To measure the ALP activity, MC3T3-E1 cells were seeded on Ti-S, Ti-Mg and Ti-MgHA discs (12 mm diameter) in a 12 well plate at a density of 1 × 104 cells/mL in α-MEM. The ALP activity was determinedon day 7. Briefly, the cells were lysed in Triton 0.1% (Triton X-100) in PBS, frozen at -70℃ and then thawed. 100 µL of the cell lysates was mixed with 200 µL of 10 mM p-nitrophenol phosphate and 100 µL of 1.5 M 2-amino-2-methyl-1-propanol buffer, and then incubated for 60 minutes in an oven at 60℃. The ALP activity was measured from the absorbance reading at 405 nm with a spectrophotometer (SmartSpec, BIO-RAD, USA).
All sample discs (25 mm diameter) were placed in the 6 well tissue culture dishes under aseptic conditions. Subsequently, 1.0 × 105 cells/mL in α-MEM were seeded into each well and incubated for 7 days.
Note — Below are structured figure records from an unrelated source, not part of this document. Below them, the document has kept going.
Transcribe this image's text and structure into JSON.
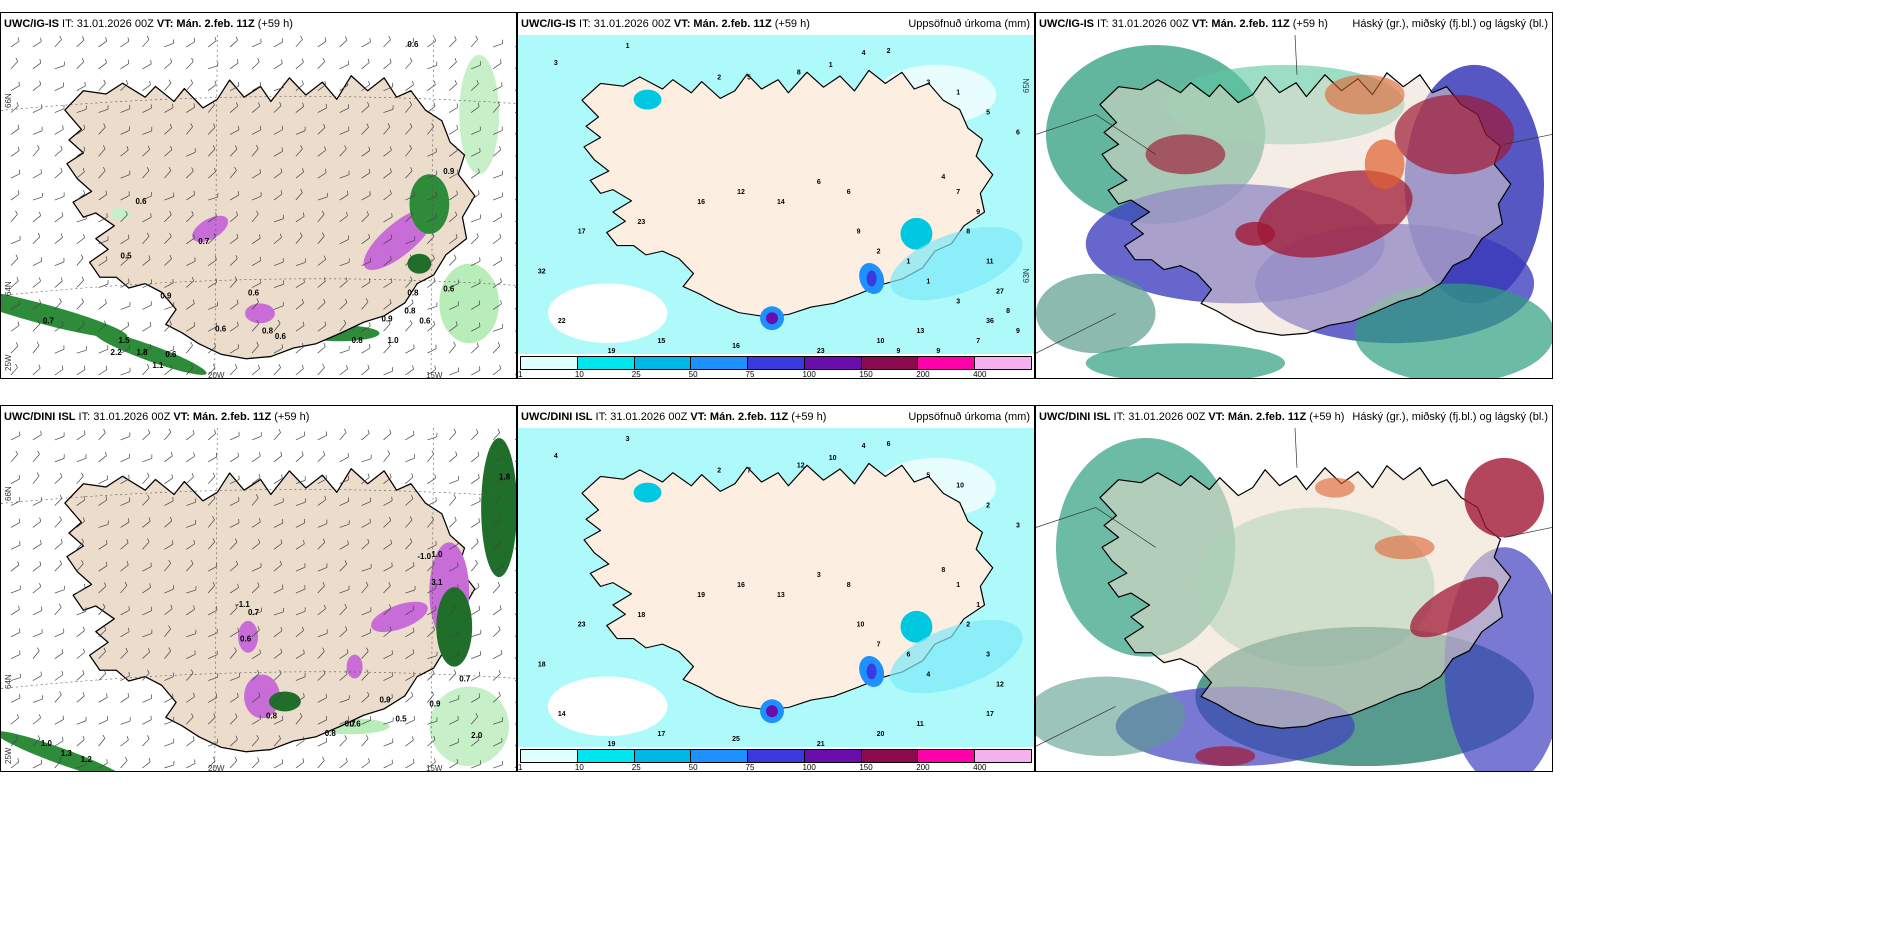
{
  "panels": [
    {
      "model": "UWC/IG-IS",
      "it": " IT: 31.01.2026 00Z ",
      "vt_label": "VT:",
      "vt": " Mán. 2.feb. 11Z",
      "lead": " (+59 h)",
      "right": ""
    },
    {
      "model": "UWC/IG-IS",
      "it": " IT: 31.01.2026 00Z ",
      "vt_label": "VT:",
      "vt": " Mán. 2.feb. 11Z",
      "lead": " (+59 h)",
      "right": "Uppsöfnuð úrkoma (mm)"
    },
    {
      "model": "UWC/IG-IS",
      "it": " IT: 31.01.2026 00Z ",
      "vt_label": "VT:",
      "vt": " Mán. 2.feb. 11Z",
      "lead": " (+59 h)",
      "right": "Háský (gr.), miðský (fj.bl.) og lágský (bl.)"
    },
    {
      "model": "UWC/DINI ISL",
      "it": " IT: 31.01.2026 00Z ",
      "vt_label": "VT:",
      "vt": " Mán. 2.feb. 11Z",
      "lead": " (+59 h)",
      "right": ""
    },
    {
      "model": "UWC/DINI ISL",
      "it": " IT: 31.01.2026 00Z ",
      "vt_label": "VT:",
      "vt": " Mán. 2.feb. 11Z",
      "lead": " (+59 h)",
      "right": "Uppsöfnuð úrkoma (mm)"
    },
    {
      "model": "UWC/DINI ISL",
      "it": " IT: 31.01.2026 00Z ",
      "vt_label": "VT:",
      "vt": " Mán. 2.feb. 11Z",
      "lead": " (+59 h)",
      "right": "Háský (gr.), miðský (fj.bl.) og lágský (bl.)"
    }
  ],
  "axis_labels": {
    "lat66": "66N",
    "lat64": "64N",
    "lat63": "63N",
    "lat65": "65N",
    "lon25": "25W",
    "lon20": "20W",
    "lon15": "15W"
  },
  "precip_colorbar": {
    "labels": [
      "1",
      "10",
      "25",
      "50",
      "75",
      "100",
      "150",
      "200",
      "400"
    ],
    "colors": [
      "#e0ffff",
      "#00e5ee",
      "#00b8e6",
      "#1e90ff",
      "#3a3adf",
      "#6a0dad",
      "#8b0a50",
      "#ff00aa",
      "#f5b0f0"
    ]
  },
  "snow_labels_top": [
    "0.6",
    "0.6",
    "0.5",
    "0.7",
    "0.9",
    "0.7",
    "1.5",
    "1.8",
    "0.6",
    "0.9",
    "0.6",
    "1.1",
    "0.6",
    "0.8",
    "0.6",
    "0.8",
    "1.0",
    "0.8",
    "0.9",
    "0.6",
    "0.6",
    "0.8",
    "2.2"
  ],
  "snow_labels_bottom": [
    "1.8",
    "-1.0",
    "1.0",
    "-1.1",
    "0.7",
    "0.6",
    "0.8",
    "0.9",
    "0.7",
    "0.5",
    "0.6",
    "0.8",
    "0.7",
    "0.9",
    "1.0",
    "1.3",
    "1.2",
    "2.0",
    "3.1"
  ],
  "precip_labels_top": [
    "1",
    "3",
    "2",
    "5",
    "8",
    "1",
    "4",
    "2",
    "3",
    "1",
    "5",
    "6",
    "4",
    "7",
    "9",
    "8",
    "11",
    "27",
    "36",
    "13",
    "10",
    "23",
    "16",
    "15",
    "19",
    "22",
    "32",
    "17",
    "23",
    "16",
    "12",
    "14",
    "6",
    "6",
    "9",
    "2",
    "1",
    "1",
    "3",
    "8",
    "9",
    "7",
    "9",
    "9"
  ],
  "precip_labels_bottom": [
    "3",
    "4",
    "2",
    "7",
    "12",
    "10",
    "4",
    "6",
    "5",
    "10",
    "2",
    "3",
    "8",
    "1",
    "1",
    "2",
    "3",
    "12",
    "17",
    "11",
    "20",
    "21",
    "25",
    "17",
    "19",
    "14",
    "18",
    "23",
    "18",
    "19",
    "16",
    "13",
    "3",
    "8",
    "10",
    "7",
    "6",
    "4"
  ]
}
The total RNA was isolated on day 7 using the methodology described by the manufacturer. PCR was then performed using amplication primer sets (Sigma-Genosys, USA) for bone sialoprotein (BSP, 1068 base pairs (bp): forward, 5'-AACAATCCGTGCCACTCA-3'; reverse, 5'-AACAATCCGTGCCACTCA-3'), collagen type-I (COL-I, 250 bp: forward, 5'-TCTCCACTCTTCTAGGTTCCT-3'; reverse, 5'-TTGGGTCATTTCCACATGC-3'), osteocalcin (OCN, 198bp: forward, 5'-TCTGACAAACCTTCATGTCC-3'; reverse, 5'-AAATAGTGATACCGTAGATGCG-3') and glyceraldehyde-3-phosphate dehydrogenase (GAPDH, 418 bp: forward, 5'-CACCATGGAGAAGGCCGGGG-3'; reverse, 5'-GACGGACACATTGGGGGTAG-3') genes. A semi-quantitative comparison with GAPDH was performed to assess the changes in BSP, COL-I and OCN gene expression in the titanium specimens using a Gel-Doc imaging system (BIO-RAD, USA). These experiments were performed in duplicate and 2 samples per group were used for each experiment.
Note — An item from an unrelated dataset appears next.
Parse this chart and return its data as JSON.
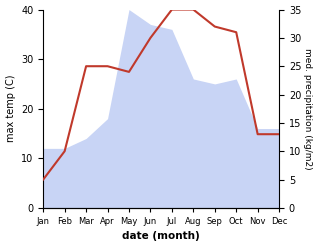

SEM images showed that uniform Mg and Mg-HA layerswith relatively well-developed columnar structures were developed on the Ti surface (Fig. 1). The thickness of Mg and Mg-HA layer were 11 and 20 µm, respectively, as shown in the cross-sectional images (Fig. 1B and Fig. 1D). The surface chemical composition of Ti-Mg and Ti-MgHA was analyzed by XPS (Fig. 2). The main element peaks of Ti-S were Ti and O. Ti-Mg showed Mg peak, while Ti-MgHA showed Ca and P peaks in addition to Mg peak.
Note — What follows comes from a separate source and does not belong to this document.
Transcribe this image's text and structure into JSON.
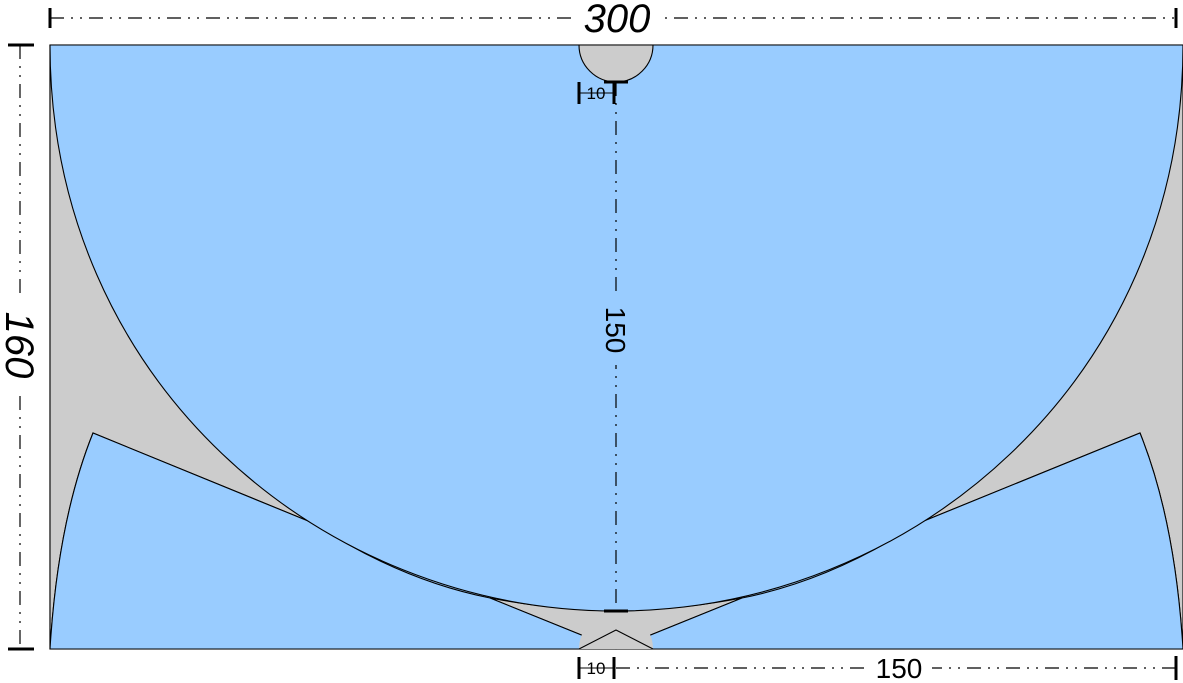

Profile roughness measurements revealed 0.24, 0.25, and 0.25 µm of root mean square (RMS) roughness in Ti-S, Ti-Mg and Ti-MgHA, respectively (Table 1). The surface roughness appeared to be similar in all groups.
For each specimen, the cell morphology was examined by SEM after 48 h of cell seeding. In this study, MC3T3-E1 cells adhered tightlyto the surfaces of the Ti-S, Ti-Mg and Ti-MgHA surfaces. The cells were spread extensively, flattened with elongated shapes and connected to adjacent cells by filopodia (Fig. 3). No morphological difference was observed between Ti-S, Ti-Mg, and Ti-MgHA.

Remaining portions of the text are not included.